I had an interview with my son's counsellor when he was in year 12. That was the year of my divorce and although K had been told he could see J anytime he wanted, he chose to ignore us in favour of his girlfriend. J was devastated and began staying home from school. I didn't know this as I was working long hours to keep us and assumed he was getting up and going to school. A phone call while at work enlightened me. At the interview we discovered that J had missed so much work he'd have to repeat the year, even though it was only June, he had no chance of catching up. We discussed other options and decided between the three of us that since J had completely lost interest, he'd be better off leaving school and working for a while, then maybe picking up year 12 at a later date. He's been at work ever since, he loves the job, they love him, and he's just gotten a raise. He's 26 now. Never did get back to school.
Did you save the seed from that parsley before you threw it out?

Janet said...

I love those purple beans and grow them most years (not this year because of househunting and maybe having to move, eek). But anyway I was just going to suggest with the parsley that if you let it go to seed, you'll have parsely for ever and ever. We have it in the most unlikely corners of the garden now and there's always some that's edible. When it grows where we don't want we just pull it up and compost it.

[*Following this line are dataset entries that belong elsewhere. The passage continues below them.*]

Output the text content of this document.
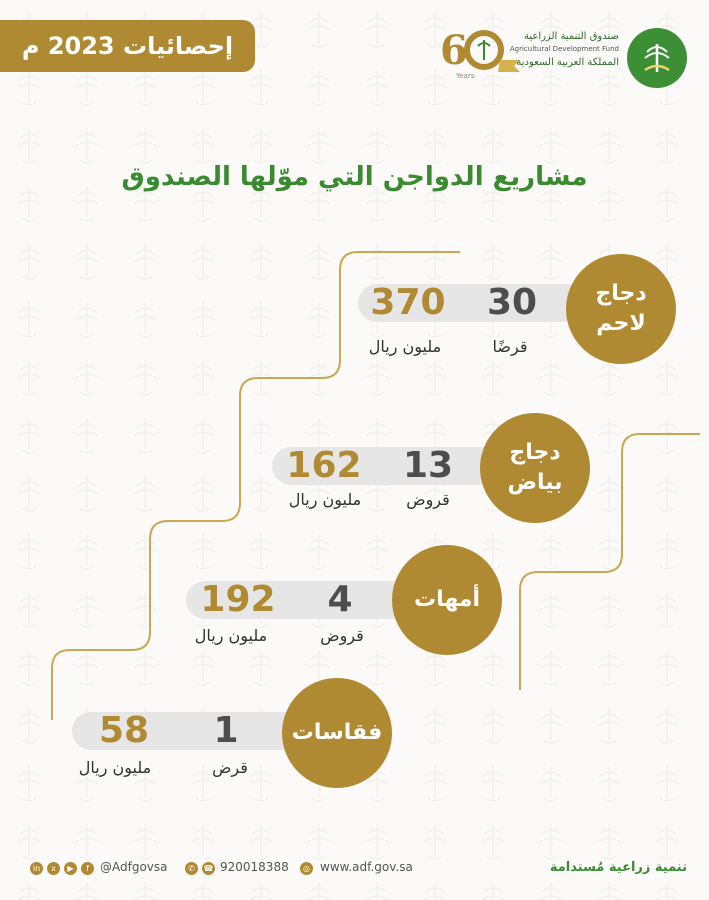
إحصائيات 2023 م	6
Years
صندوق التنمية الزراعية
Agricultural Development Fund
المملكة العربية السعودية
مشاريع الدواجن التي موّلها الصندوق
370	30
مليون ريال	قرضًا
دجاج
لاحم
162	13
مليون ريال	قروض
دجاج
بياض
192	4
مليون ريال	قروض
أمهات
58	1
مليون ريال	قرض
فقاسات
in	x	▶	f @Adfgovsa	✆	☎ 920018388	◎ www.adf.gov.sa	تنمية زراعية مُستدامة
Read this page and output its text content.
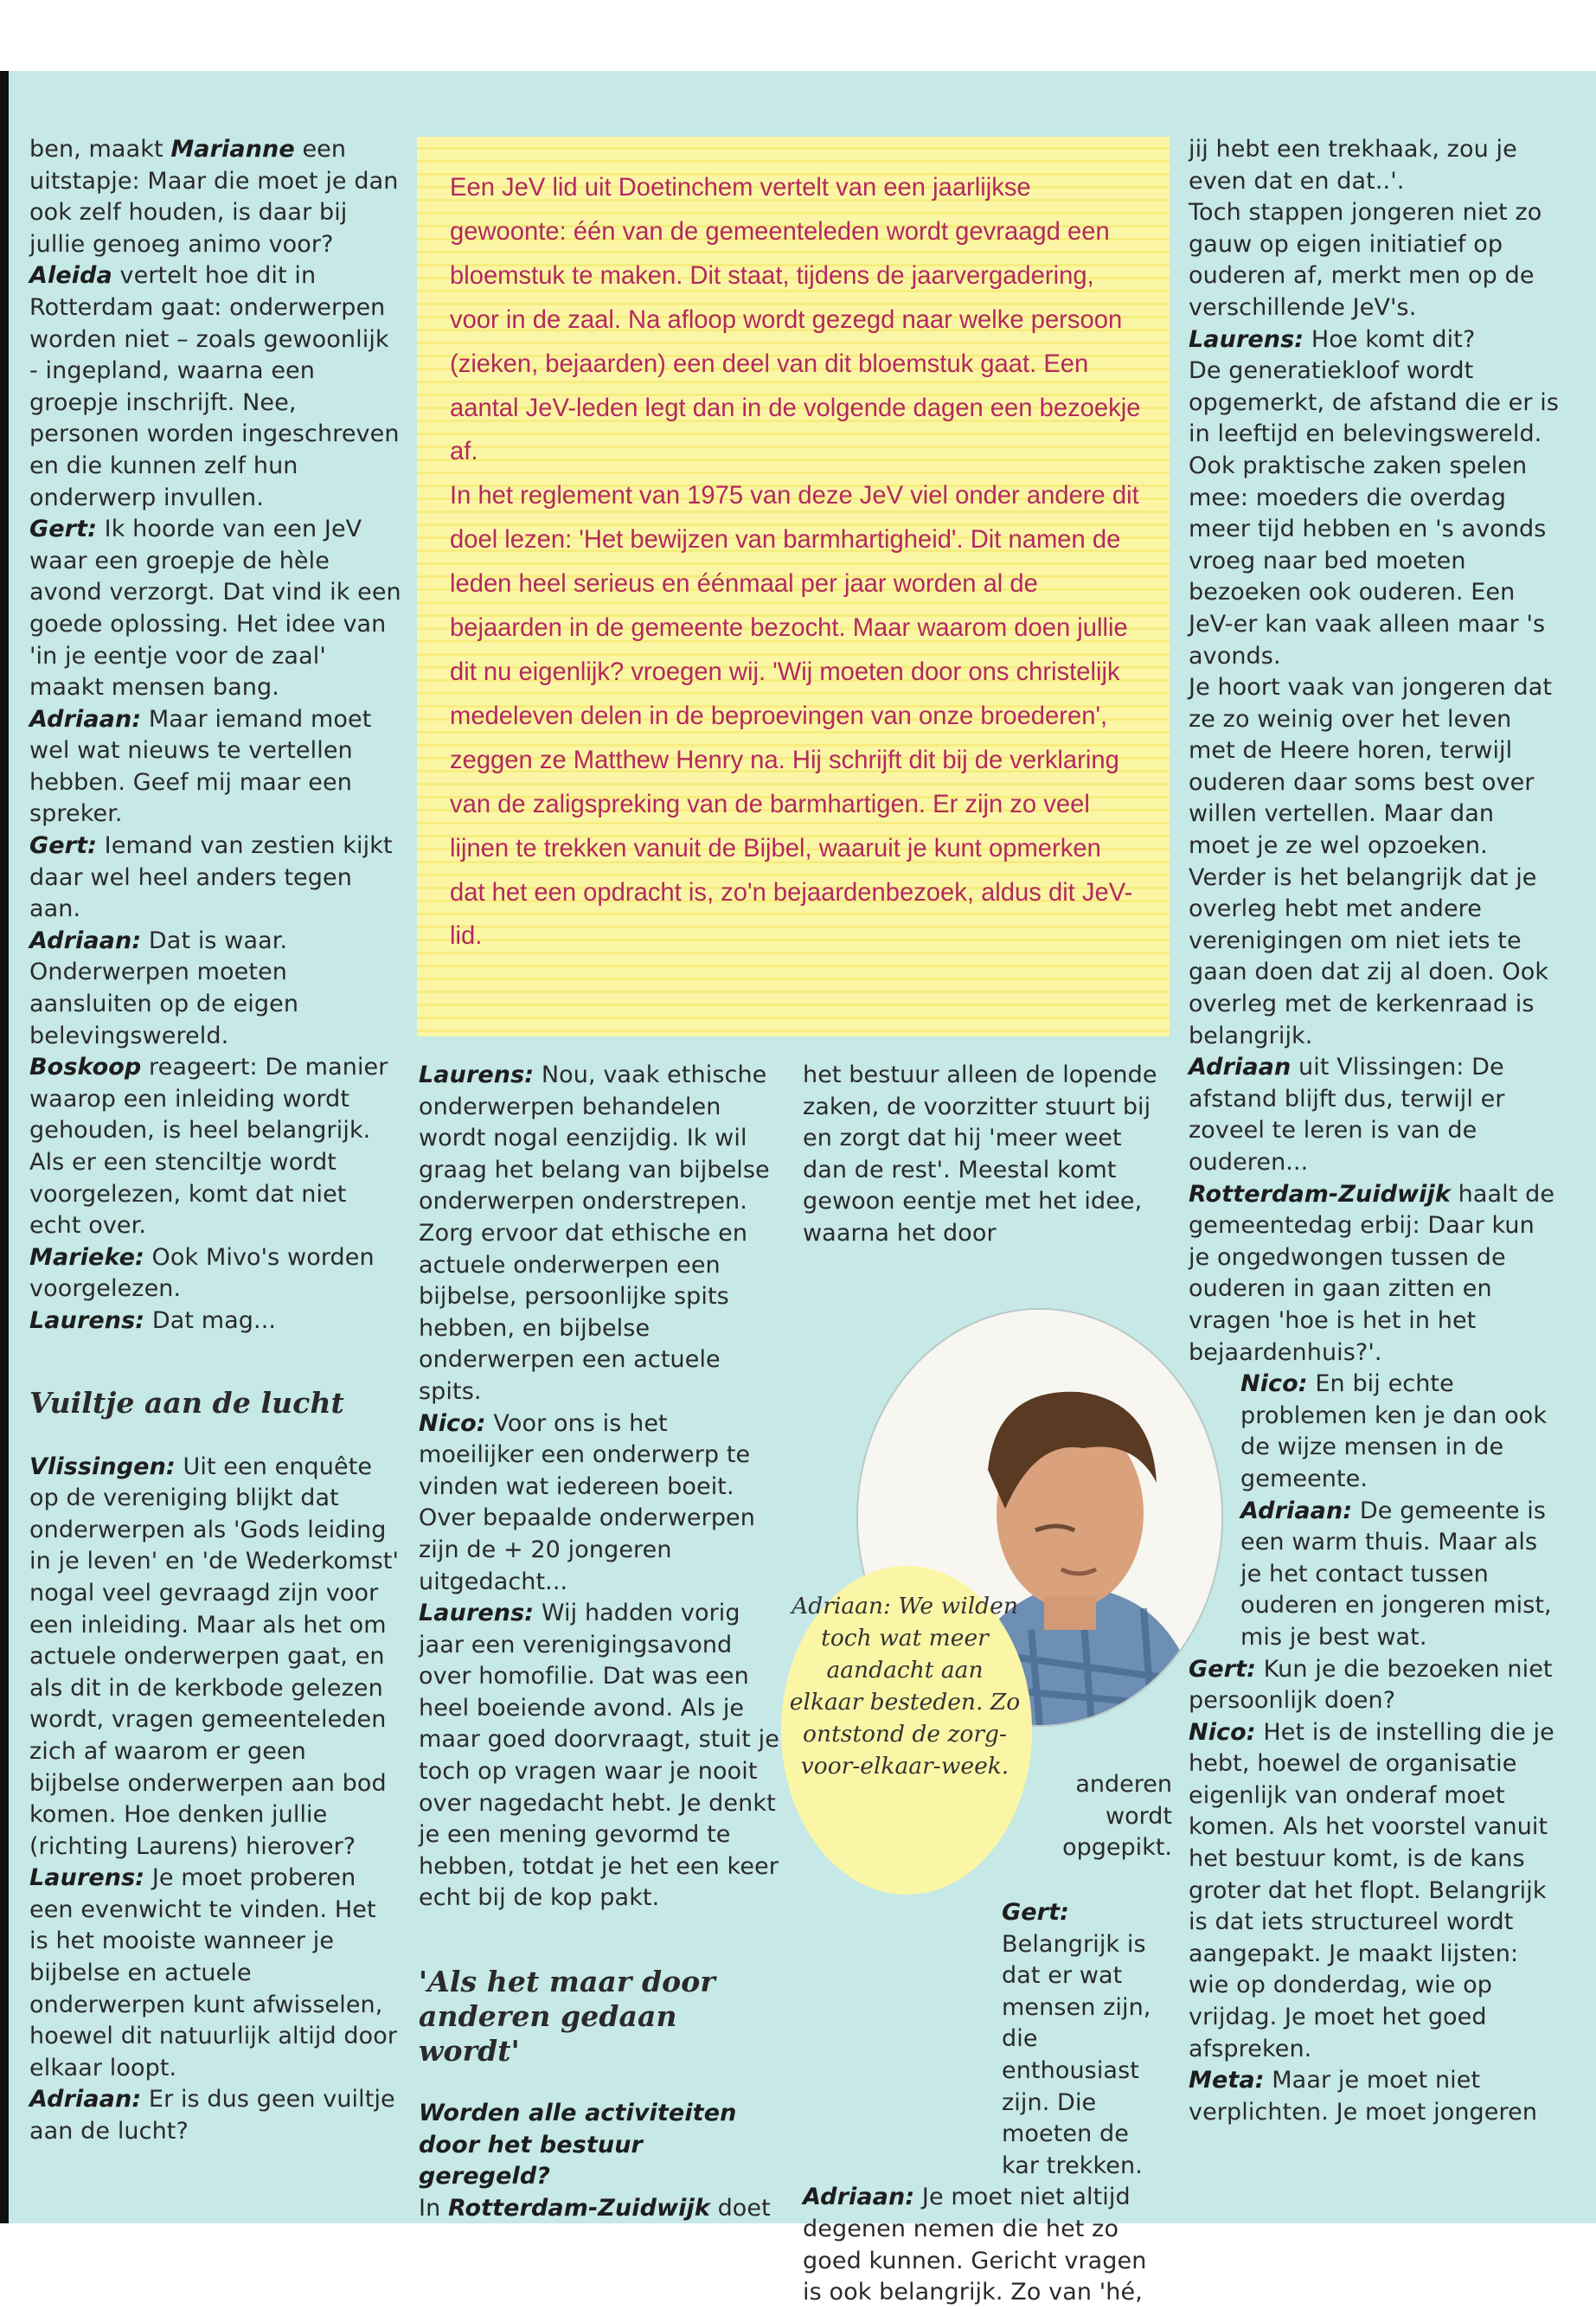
ben, maakt Marianne een uitstapje: Maar die moet je dan ook zelf houden, is daar bij jullie genoeg animo voor?

Aleida vertelt hoe dit in Rotterdam gaat: onderwerpen worden niet – zoals gewoonlijk - ingepland, waarna een groepje inschrijft. Nee, personen worden ingeschreven en die kunnen zelf hun onderwerp invullen.

Gert: Ik hoorde van een JeV waar een groepje de hèle avond verzorgt. Dat vind ik een goede oplossing. Het idee van 'in je eentje voor de zaal' maakt mensen bang.

Adriaan: Maar iemand moet wel wat nieuws te vertellen hebben. Geef mij maar een spreker.

Gert: Iemand van zestien kijkt daar wel heel anders tegen aan.

Adriaan: Dat is waar. Onderwerpen moeten aansluiten op de eigen belevingswereld.

Boskoop reageert: De manier waarop een inleiding wordt gehouden, is heel belangrijk. Als er een stenciltje wordt voorgelezen, komt dat niet echt over.

Marieke: Ook Mivo's worden voorgelezen.

Laurens: Dat mag...

Vuiltje aan de lucht

Vlissingen: Uit een enquête op de vereniging blijkt dat onderwerpen als 'Gods leiding in je leven' en 'de Wederkomst' nogal veel gevraagd zijn voor een inleiding. Maar als het om actuele onderwerpen gaat, en als dit in de kerkbode gelezen wordt, vragen gemeenteleden zich af waarom er geen bijbelse onderwerpen aan bod komen. Hoe denken jullie (richting Laurens) hierover?

Laurens: Je moet proberen een evenwicht te vinden. Het is het mooiste wanneer je bijbelse en actuele onderwerpen kunt afwisselen, hoewel dit natuurlijk altijd door elkaar loopt.

Adriaan: Er is dus geen vuiltje aan de lucht?

Een JeV lid uit Doetinchem vertelt van een jaarlijkse gewoonte: één van de gemeenteleden wordt gevraagd een bloemstuk te maken. Dit staat, tijdens de jaarvergadering, voor in de zaal. Na afloop wordt gezegd naar welke persoon (zieken, bejaarden) een deel van dit bloemstuk gaat. Een aantal JeV-leden legt dan in de volgende dagen een bezoekje af.

In het reglement van 1975 van deze JeV viel onder andere dit doel lezen: 'Het bewijzen van barmhartigheid'. Dit namen de leden heel serieus en éénmaal per jaar worden al de bejaarden in de gemeente bezocht. Maar waarom doen jullie dit nu eigenlijk? vroegen wij. 'Wij moeten door ons christelijk medeleven delen in de beproevingen van onze broederen', zeggen ze Matthew Henry na. Hij schrijft dit bij de verklaring van de zaligspreking van de barmhartigen. Er zijn zo veel lijnen te trekken vanuit de Bijbel, waaruit je kunt opmerken dat het een opdracht is, zo'n bejaardenbezoek, aldus dit JeV-lid.

Laurens: Nou, vaak ethische onderwerpen behandelen wordt nogal eenzijdig. Ik wil graag het belang van bijbelse onderwerpen onderstrepen. Zorg ervoor dat ethische en actuele onderwerpen een bijbelse, persoonlijke spits hebben, en bijbelse onderwerpen een actuele spits.

Nico: Voor ons is het moeilijker een onderwerp te vinden wat iedereen boeit. Over bepaalde onderwerpen zijn de + 20 jongeren uitgedacht...

Laurens: Wij hadden vorig jaar een verenigingsavond over homofilie. Dat was een heel boeiende avond. Als je maar goed doorvraagt, stuit je toch op vragen waar je nooit over nagedacht hebt. Je denkt je een mening gevormd te hebben, totdat je het een keer echt bij de kop pakt.

'Als het maar door anderen gedaan wordt'

Worden alle activiteiten door het bestuur geregeld?

In Rotterdam-Zuidwijk doet

het bestuur alleen de lopende zaken, de voorzitter stuurt bij en zorgt dat hij 'meer weet dan de rest'. Meestal komt gewoon eentje met het idee, waarna het door

Adriaan: We wilden toch wat meer aandacht aan elkaar besteden. Zo ontstond de zorg-voor-elkaar-week.
anderen wordt opgepikt.

Gert: Belangrijk is dat er wat mensen zijn, die enthousiast zijn. Die moeten de kar trekken.

Adriaan: Je moet niet altijd degenen nemen die het zo goed kunnen. Gericht vragen is ook belangrijk. Zo van 'hé,

jij hebt een trekhaak, zou je even dat en dat..'.

Toch stappen jongeren niet zo gauw op eigen initiatief op ouderen af, merkt men op de verschillende JeV's.

Laurens: Hoe komt dit?

De generatiekloof wordt opgemerkt, de afstand die er is in leeftijd en belevingswereld. Ook praktische zaken spelen mee: moeders die overdag meer tijd hebben en 's avonds vroeg naar bed moeten bezoeken ook ouderen. Een JeV-er kan vaak alleen maar 's avonds.

Je hoort vaak van jongeren dat ze zo weinig over het leven met de Heere horen, terwijl ouderen daar soms best over willen vertellen. Maar dan moet je ze wel opzoeken. Verder is het belangrijk dat je overleg hebt met andere verenigingen om niet iets te gaan doen dat zij al doen. Ook overleg met de kerkenraad is belangrijk.

Adriaan uit Vlissingen: De afstand blijft dus, terwijl er zoveel te leren is van de ouderen...

Rotterdam-Zuidwijk haalt de gemeentedag erbij: Daar kun je ongedwongen tussen de ouderen in gaan zitten en vragen 'hoe is het in het bejaardenhuis?'.

Nico: En bij echte problemen ken je dan ook de wijze mensen in de gemeente.

Adriaan: De gemeente is een warm thuis. Maar als je het contact tussen ouderen en jongeren mist, mis je best wat.

Gert: Kun je die bezoeken niet persoonlijk doen?

Nico: Het is de instelling die je hebt, hoewel de organisatie eigenlijk van onderaf moet komen. Als het voorstel vanuit het bestuur komt, is de kans groter dat het flopt. Belangrijk is dat iets structureel wordt aangepakt. Je maakt lijsten: wie op donderdag, wie op vrijdag. Je moet het goed afspreken.

Meta: Maar je moet niet verplichten. Je moet jongeren
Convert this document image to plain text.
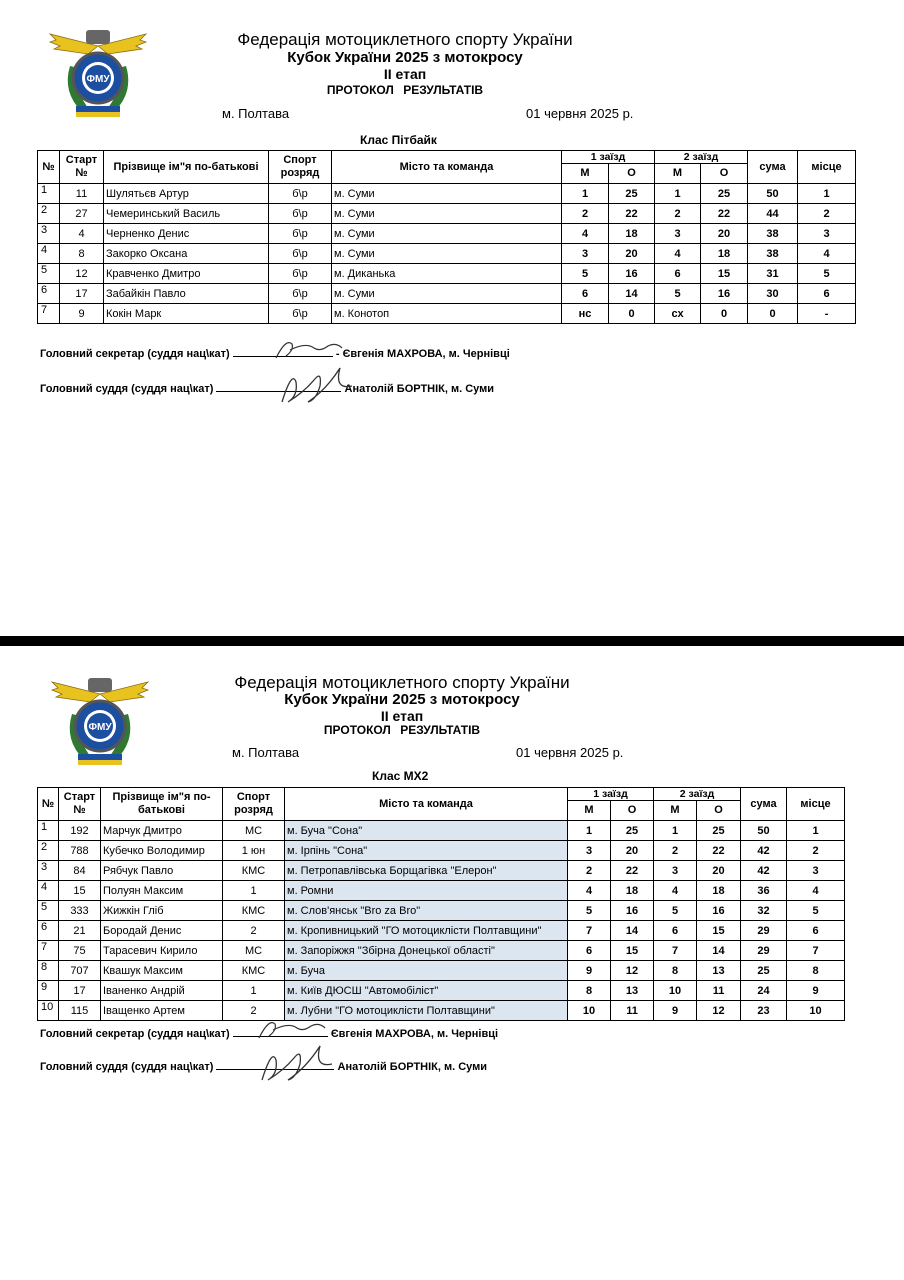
ФМУ
Федерація мотоциклетного спорту України
Кубок України 2025 з мотокросу
II етап
ПРОТОКОЛ РЕЗУЛЬТАТІВ
м. Полтава	01 червня 2025 р.
Клас Пітбайк
№	Старт №	Прізвище ім"я по-батькові	Спорт розряд	Місто та команда	1 заїзд		2 заїзд		сума	місце
					М	О	М	О		
1	11	Шулятьєв Артур	б\р	м. Суми	1	25	1	25	50	1
2	27	Чемеринський Василь	б\р	м. Суми	2	22	2	22	44	2
3	4	Черненко Денис	б\р	м. Суми	4	18	3	20	38	3
4	8	Закорко Оксана	б\р	м. Суми	3	20	4	18	38	4
5	12	Кравченко Дмитро	б\р	м. Диканька	5	16	6	15	31	5
6	17	Забайкін Павло	б\р	м. Суми	6	14	5	16	30	6
7	9	Кокін Марк	б\р	м. Конотоп	нс	0	сх	0	0	-
Головний секретар (суддя нац\кат)	- Євгенія МАХРОВА, м. Чернівці
Головний суддя (суддя нац\кат)	Анатолій БОРТНІК, м. Суми
ФМУ
Федерація мотоциклетного спорту України
Кубок України 2025 з мотокросу
II етап
ПРОТОКОЛ РЕЗУЛЬТАТІВ
м. Полтава	01 червня 2025 р.
Клас МХ2
№	Старт №	Прізвище ім"я по-батькові	Спорт розряд	Місто та команда	1 заїзд		2 заїзд		сума	місце
					М	О	М	О		
1	192	Марчук Дмитро	МС	м. Буча "Сона"	1	25	1	25	50	1
2	788	Кубечко Володимир	1 юн	м. Ірпінь "Сона"	3	20	2	22	42	2
3	84	Рябчук Павло	КМС	м. Петропавлівська Борщагівка "Елерон"	2	22	3	20	42	3
4	15	Полуян Максим	1	м. Ромни	4	18	4	18	36	4
5	333	Жижкін Гліб	КМС	м. Слов'янськ "Bro za Bro"	5	16	5	16	32	5
6	21	Бородай Денис	2	м. Кропивницький "ГО мотоциклісти Полтавщини"	7	14	6	15	29	6
7	75	Тарасевич Кирило	МС	м. Запоріжжя "Збірна Донецької області"	6	15	7	14	29	7
8	707	Квашук Максим	КМС	м. Буча	9	12	8	13	25	8
9	17	Іваненко Андрій	1	м. Київ ДЮСШ "Автомобіліст"	8	13	10	11	24	9
10	115	Іващенко Артем	2	м. Лубни "ГО мотоциклісти Полтавщини"	10	11	9	12	23	10
Головний секретар (суддя нац\кат)	Євгенія МАХРОВА, м. Чернівці
Головний суддя (суддя нац\кат)	Анатолій БОРТНІК, м. Суми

I feel sad for the kids you're interviewing. If they end up leaving school or TAFE, and don't get a job, they end up being my customers....

Frogdancer said...

On no!! I threw it out...
Never mind. Bentleigh market has a fabulous plant stall that sells seedlings for 4 punnets for $10. I'll go there next Sunday and get some more. I planted some capsicum seedlings yesterday that I grew from a supermarket cappie. let's hope that they grow and produce heaps. They'll be for freeeeee!!!!

maybaby said...

Ah! We grew those purple beans this year. They came in a mix with regular green beans and yellow wax beans. Very colorful. Would be much more cool if they stayed purple, though.

I generally enjoy conferencing with parents, but there are always a few that are dicey. I, too, love clear-sighted opposed to the head-buriers. Or the blamers.